I like #3 because it puts the illegitimate questions I ask God into the proper context. You see, I want to be a successful novelist, a successful songwriter, and a world traveler (1 out of 3 so far.) I have big ambitions that I would like God to bless and…bring to term. But God has sent no angels to give me the rundown and it wouldn’t take a miracle for me to have success in those areas. It would take hard work, persistence, a lot of luck etc., Whether I gain those successes is irrelevant to my relationship with God. He could use such events for His plans but he doesn’t have to and I don’t need them in order to serve God.
If I were to ask God repeatedly: “How do I become a successful__________?” or “How do I get _________?” I am not asking for guidance. I’m asking for favors and I’ve lost focus of the biggest favor God did for me.

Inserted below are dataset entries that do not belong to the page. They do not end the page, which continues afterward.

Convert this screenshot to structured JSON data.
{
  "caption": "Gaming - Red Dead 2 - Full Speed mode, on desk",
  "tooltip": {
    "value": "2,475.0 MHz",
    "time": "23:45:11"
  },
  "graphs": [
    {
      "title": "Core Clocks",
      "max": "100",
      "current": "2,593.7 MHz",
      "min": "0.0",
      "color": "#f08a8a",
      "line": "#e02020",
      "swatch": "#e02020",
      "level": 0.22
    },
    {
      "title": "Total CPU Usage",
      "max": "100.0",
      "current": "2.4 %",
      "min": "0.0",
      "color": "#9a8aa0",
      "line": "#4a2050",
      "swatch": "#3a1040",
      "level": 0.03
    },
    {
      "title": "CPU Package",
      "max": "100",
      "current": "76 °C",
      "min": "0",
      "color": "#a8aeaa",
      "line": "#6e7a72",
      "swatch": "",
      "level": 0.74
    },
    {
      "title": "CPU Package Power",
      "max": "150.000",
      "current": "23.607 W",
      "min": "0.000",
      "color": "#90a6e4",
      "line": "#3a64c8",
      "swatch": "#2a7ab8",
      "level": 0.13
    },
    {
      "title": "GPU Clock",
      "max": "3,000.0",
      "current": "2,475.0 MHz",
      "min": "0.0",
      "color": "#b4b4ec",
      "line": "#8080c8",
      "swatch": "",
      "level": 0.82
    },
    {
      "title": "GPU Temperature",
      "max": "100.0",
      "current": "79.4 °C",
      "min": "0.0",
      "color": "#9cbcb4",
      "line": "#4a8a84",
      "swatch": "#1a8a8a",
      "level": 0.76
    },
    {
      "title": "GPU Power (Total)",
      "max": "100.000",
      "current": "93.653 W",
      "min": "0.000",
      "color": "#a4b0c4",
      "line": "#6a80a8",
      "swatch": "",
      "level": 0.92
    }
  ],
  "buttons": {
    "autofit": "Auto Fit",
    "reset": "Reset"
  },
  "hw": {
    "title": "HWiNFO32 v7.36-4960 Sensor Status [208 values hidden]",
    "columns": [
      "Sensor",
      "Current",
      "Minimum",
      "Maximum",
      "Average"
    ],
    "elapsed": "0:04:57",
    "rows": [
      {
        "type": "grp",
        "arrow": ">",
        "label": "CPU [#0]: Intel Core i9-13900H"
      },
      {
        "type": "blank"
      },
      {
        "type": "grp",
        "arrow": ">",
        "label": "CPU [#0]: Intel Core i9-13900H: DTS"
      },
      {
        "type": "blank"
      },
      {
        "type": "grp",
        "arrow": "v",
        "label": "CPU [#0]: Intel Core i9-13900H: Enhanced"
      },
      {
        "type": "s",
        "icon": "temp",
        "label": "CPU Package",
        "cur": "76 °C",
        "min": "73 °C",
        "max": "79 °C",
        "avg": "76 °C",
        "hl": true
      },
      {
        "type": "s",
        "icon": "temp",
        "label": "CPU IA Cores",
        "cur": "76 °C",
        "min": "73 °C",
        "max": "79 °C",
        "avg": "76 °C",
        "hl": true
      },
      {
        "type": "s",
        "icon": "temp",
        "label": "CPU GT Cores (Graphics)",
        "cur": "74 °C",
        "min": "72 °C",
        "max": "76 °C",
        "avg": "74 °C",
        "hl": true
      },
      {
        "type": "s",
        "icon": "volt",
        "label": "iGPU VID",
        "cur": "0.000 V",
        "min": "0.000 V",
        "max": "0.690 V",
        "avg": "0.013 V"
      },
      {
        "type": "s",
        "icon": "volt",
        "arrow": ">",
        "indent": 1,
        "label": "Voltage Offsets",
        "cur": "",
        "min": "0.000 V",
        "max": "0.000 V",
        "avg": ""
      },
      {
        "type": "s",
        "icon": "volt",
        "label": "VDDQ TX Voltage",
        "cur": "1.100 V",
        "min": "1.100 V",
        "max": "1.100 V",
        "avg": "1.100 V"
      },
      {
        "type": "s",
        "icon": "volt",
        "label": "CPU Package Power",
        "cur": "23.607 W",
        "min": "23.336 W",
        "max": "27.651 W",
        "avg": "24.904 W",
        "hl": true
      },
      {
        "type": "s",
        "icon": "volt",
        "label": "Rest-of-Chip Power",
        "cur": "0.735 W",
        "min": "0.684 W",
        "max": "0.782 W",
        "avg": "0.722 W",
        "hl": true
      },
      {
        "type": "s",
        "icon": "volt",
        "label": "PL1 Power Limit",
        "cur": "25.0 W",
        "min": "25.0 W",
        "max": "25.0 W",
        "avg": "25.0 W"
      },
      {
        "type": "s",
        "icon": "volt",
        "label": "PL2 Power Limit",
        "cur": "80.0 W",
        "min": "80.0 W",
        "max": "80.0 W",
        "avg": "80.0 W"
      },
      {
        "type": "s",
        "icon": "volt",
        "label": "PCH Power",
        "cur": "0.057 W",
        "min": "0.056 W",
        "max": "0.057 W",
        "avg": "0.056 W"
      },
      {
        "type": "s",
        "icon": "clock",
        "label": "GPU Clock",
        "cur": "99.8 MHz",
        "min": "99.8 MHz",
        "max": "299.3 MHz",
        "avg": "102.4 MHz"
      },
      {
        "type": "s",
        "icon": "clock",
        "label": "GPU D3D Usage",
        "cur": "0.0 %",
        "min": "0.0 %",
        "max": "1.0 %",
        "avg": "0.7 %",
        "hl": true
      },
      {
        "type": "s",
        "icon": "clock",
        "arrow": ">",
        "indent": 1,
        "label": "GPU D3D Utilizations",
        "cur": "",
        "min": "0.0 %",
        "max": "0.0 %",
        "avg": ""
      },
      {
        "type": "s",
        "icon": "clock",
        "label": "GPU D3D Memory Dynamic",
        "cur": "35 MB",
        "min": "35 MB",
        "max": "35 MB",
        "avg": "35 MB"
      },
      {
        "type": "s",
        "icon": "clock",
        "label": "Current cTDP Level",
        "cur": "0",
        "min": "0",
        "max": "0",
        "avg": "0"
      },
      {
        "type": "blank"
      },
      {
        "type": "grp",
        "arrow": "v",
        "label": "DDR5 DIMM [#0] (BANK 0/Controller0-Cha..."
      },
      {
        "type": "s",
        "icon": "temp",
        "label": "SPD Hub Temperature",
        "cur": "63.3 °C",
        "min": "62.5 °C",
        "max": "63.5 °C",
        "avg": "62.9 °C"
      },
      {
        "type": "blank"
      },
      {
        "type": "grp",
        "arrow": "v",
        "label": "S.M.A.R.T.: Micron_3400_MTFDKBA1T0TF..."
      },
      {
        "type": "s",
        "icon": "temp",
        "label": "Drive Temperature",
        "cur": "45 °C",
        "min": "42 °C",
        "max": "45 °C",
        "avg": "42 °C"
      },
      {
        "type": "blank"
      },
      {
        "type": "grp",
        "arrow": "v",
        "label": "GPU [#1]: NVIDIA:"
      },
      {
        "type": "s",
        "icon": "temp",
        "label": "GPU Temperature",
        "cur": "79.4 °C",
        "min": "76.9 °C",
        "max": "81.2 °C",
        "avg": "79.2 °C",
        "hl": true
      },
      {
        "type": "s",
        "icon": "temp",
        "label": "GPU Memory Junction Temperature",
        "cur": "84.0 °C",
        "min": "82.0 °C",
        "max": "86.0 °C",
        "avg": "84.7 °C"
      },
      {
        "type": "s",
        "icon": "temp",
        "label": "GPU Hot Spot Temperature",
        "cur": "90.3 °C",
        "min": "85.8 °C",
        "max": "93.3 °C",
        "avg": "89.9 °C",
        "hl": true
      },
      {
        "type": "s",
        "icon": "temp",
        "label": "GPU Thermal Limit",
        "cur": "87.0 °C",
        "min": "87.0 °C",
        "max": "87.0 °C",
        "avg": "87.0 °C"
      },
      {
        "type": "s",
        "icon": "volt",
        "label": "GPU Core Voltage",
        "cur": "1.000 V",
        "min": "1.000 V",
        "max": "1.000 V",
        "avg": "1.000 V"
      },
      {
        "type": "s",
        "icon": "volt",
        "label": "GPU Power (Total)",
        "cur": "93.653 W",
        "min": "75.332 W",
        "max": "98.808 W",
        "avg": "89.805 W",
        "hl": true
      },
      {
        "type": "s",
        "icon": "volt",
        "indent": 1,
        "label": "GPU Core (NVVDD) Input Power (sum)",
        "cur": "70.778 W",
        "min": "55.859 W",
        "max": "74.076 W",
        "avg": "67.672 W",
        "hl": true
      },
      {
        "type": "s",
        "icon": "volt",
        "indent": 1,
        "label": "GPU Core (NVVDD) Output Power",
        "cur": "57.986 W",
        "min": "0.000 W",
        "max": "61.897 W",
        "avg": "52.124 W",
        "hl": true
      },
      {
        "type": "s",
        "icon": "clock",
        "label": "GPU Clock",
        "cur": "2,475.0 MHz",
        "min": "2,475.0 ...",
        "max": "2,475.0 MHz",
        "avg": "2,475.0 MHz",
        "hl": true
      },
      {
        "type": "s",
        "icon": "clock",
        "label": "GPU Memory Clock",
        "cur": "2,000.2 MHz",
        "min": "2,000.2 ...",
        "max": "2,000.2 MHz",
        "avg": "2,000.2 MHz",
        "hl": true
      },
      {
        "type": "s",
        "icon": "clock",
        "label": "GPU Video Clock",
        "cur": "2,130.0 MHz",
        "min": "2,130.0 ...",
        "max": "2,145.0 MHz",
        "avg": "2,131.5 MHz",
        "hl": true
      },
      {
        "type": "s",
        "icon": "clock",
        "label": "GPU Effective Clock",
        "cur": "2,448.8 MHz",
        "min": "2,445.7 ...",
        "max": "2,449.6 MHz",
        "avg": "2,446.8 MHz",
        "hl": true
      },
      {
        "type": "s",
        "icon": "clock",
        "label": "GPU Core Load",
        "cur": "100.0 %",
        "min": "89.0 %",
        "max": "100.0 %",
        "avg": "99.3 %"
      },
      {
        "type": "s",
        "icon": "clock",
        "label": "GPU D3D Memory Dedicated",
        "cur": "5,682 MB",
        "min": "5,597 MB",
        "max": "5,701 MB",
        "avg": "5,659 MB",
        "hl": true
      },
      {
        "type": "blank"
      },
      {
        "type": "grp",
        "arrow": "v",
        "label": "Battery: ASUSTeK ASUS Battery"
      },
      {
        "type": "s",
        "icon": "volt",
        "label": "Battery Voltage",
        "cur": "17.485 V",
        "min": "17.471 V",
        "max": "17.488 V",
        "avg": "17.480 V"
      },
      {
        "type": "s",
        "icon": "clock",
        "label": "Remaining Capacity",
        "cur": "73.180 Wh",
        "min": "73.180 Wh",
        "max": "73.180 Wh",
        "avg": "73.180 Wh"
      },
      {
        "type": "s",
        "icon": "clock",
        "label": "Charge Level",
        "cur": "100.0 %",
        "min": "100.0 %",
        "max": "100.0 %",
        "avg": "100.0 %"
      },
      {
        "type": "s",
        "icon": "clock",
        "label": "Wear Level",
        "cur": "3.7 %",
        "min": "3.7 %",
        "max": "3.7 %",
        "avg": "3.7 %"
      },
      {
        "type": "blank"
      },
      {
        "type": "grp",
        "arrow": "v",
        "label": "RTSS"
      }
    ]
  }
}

In a strict sense, Zacharia’s baby was a miracle and it was part of God’s plan of salvation. It also mirrored the Abraham/Sarah story beautifully. But it was technically possible. Zacharia could do his part in accomplishing it by continuing to be a good husband. Mary could not do a part in bringing Jesus into the world without an actual miracle. If she were to take action to make a baby, she would actually be working against God’s plan.
Maybe my thinking is too worldly here. Maybe everything good in life is a bonafide, God-caused miracle. To me, that’s a theological point but not practical to focus on. I think about work. Of course it is because of God’s goodness and providence that I have a job and this job gives me money to provide for my family etc.,but too often, I ask God: “How will we keep food on the table?” “How will we get out of debt?” “How will we pursue our dreams?” And I can think of several motivations for these questions: none of them good.
I could be doubting that God will take care of me on a basic level. God promised not to leave or forsake me. The Psalms promise life for the good, not the good life. Jesus promised an easy yoke and eternal salvation. He didn’t promise a book deal or millions or a debt free life. These are very different things: needing faith to move mountains and needing faith to walk up a mountain. Though both might require work from me, the former would necessitate a miraculous intervention from God while the latter could fail by virtue of my own failing or the happenstance of events.
Even on the acceptable edge of ‘health and wealth’ thinking (ie; God wants to bless your ‘ministry’) we are looking to God for the miracle of making a reality out of what we want. The central miracle we should be looking for, the one that we should consider impossible, is salvation, is a restored relationship with God through forgiveness of our sins. That’s the biggest miracle God did accomplish in history. To the degree we ask God ‘how’ all these little things will happen in our favor, we miss the big thing that already happened in our favor and how impossible it should have been, but for the love and power of God.